Balzac’ın 19. Yüzyıl Paris’inin iki yüzyıl sonra klonlanmış halini, adeta ülkemizin metropolleri olarak görüyoruz.

Şehrin artık insana ‘varlığını idrak ettirici’ ruh üflemediği, yaşama ahlâkı telkin etmediği bir zamandayız.

İnsanın şehirde varlığını idrakten uzaklaşırken düştüğü halin “hüzün” mü “kasvet” mi olduğunu bile anlayamıyoruz.

Biz de hüzünle kasvet arasında Hz. Mevlana’nın şu sözünü hatırlıyoruz: “Aklını başına al da nöbetle gelen mülk ve saltanata sevinme.”

Şehirler ruhumuzu kahreyleyen bu cinai şebekenin hücre evidir artık. Bu hücre evinde hep birlikte yaşamaya mahkumuz. Hüznümüz de, kasvetimiz de ortak bir efendinin, şehrin kabuslar üreten “uygar” ruhunun esareti altında.

Belki de bunun için biz aslında ne hüzünlüyüz, ne de kasvetli.

Sadece yorgun tutsaklar gibiyiz. Ne kötü hamurla yoğurmuş şehrin ruhu bizi.

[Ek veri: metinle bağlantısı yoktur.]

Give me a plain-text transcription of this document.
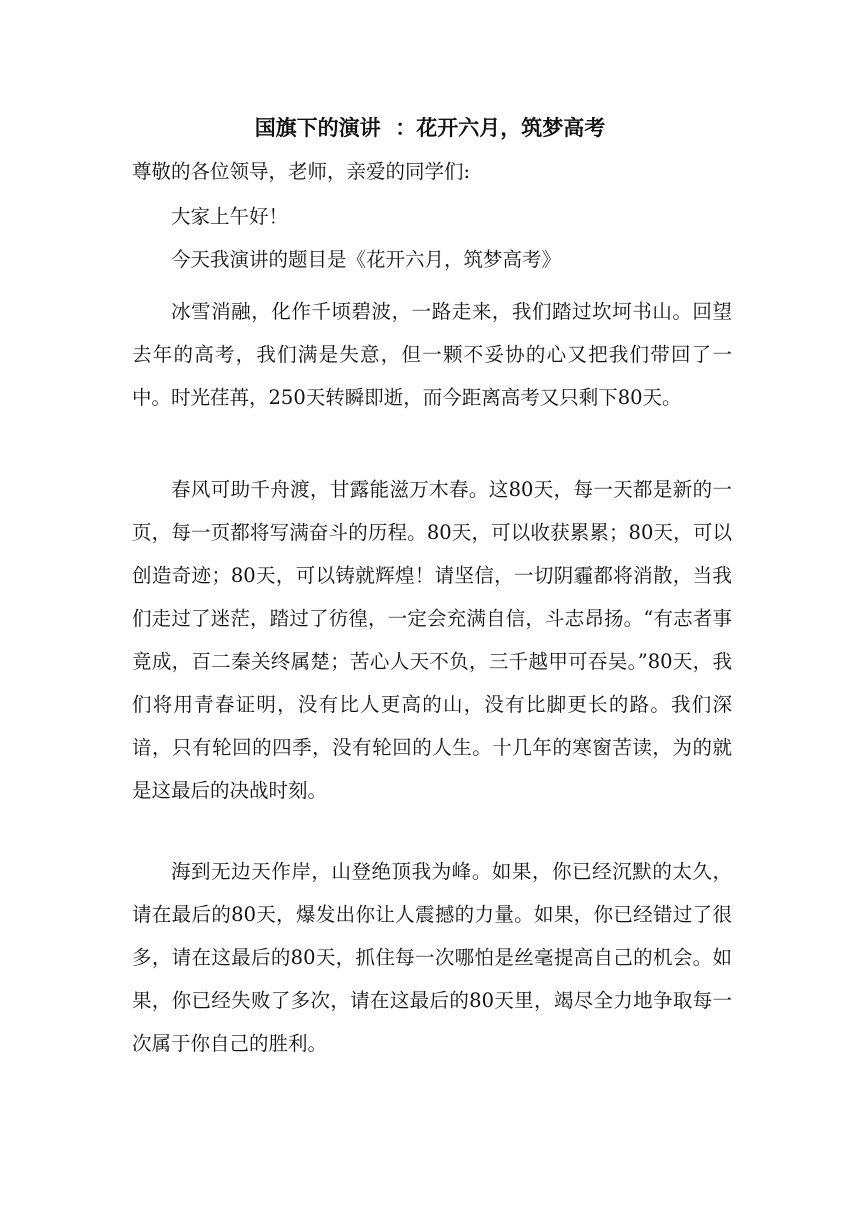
国旗下的演讲  ：花开六月，筑梦高考
尊敬的各位领导，老师，亲爱的同学们:
大家上午好！
今天我演讲的题目是《花开六月，筑梦高考》

冰雪消融，化作千顷碧波，一路走来，我们踏过坎坷书山。回望去年的高考，我们满是失意，但一颗不妥协的心又把我们带回了一中。时光荏苒，250天转瞬即逝，而今距离高考又只剩下80天。

春风可助千舟渡，甘露能滋万木春。这80天，每一天都是新的一页，每一页都将写满奋斗的历程。80天，可以收获累累；80天，可以创造奇迹；80天，可以铸就辉煌！请坚信，一切阴霾都将消散，当我们走过了迷茫，踏过了彷徨，一定会充满自信，斗志昂扬。“有志者事竟成，百二秦关终属楚；苦心人天不负，三千越甲可吞吴。”80天，我们将用青春证明，没有比人更高的山，没有比脚更长的路。我们深谙，只有轮回的四季，没有轮回的人生。十几年的寒窗苦读，为的就是这最后的决战时刻。

海到无边天作岸，山登绝顶我为峰。如果，你已经沉默的太久，请在最后的80天，爆发出你让人震撼的力量。如果，你已经错过了很多，请在这最后的80天，抓住每一次哪怕是丝毫提高自己的机会。如果，你已经失败了多次，请在这最后的80天里，竭尽全力地争取每一次属于你自己的胜利。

Görüntünün egemen olduğu bir çağda yaşıyoruz. Bu nedenledir şehirlerimizin görüntü içine gizlenmiş sefaleti.

Bizim de sefilleşen ruhlarımız o görüntünün ücra bir yerinde, küçük bir fındık tanesi kadar yer kaplıyor. Düşünün… Yeryüzünde kapladığımız yer bu kadar, ama doymak bilmez iştihamız kâinatı ram etmeye çalışıyor kendine.

İnsanoğlu şehrini kaybetti. Hüznünü kaybetti. Kasvet bile ona fazla artık.

Şehirlerden kalkan bir cenaze gibiyiz her akşam. Mağaramızda, küçük tabutluklarımızda kendi muhasebemizi bile yapmaktan aciz, sonsuz ufukların mağrur sahipleri pozunda kendimize bile ağlayamıyoruz artık.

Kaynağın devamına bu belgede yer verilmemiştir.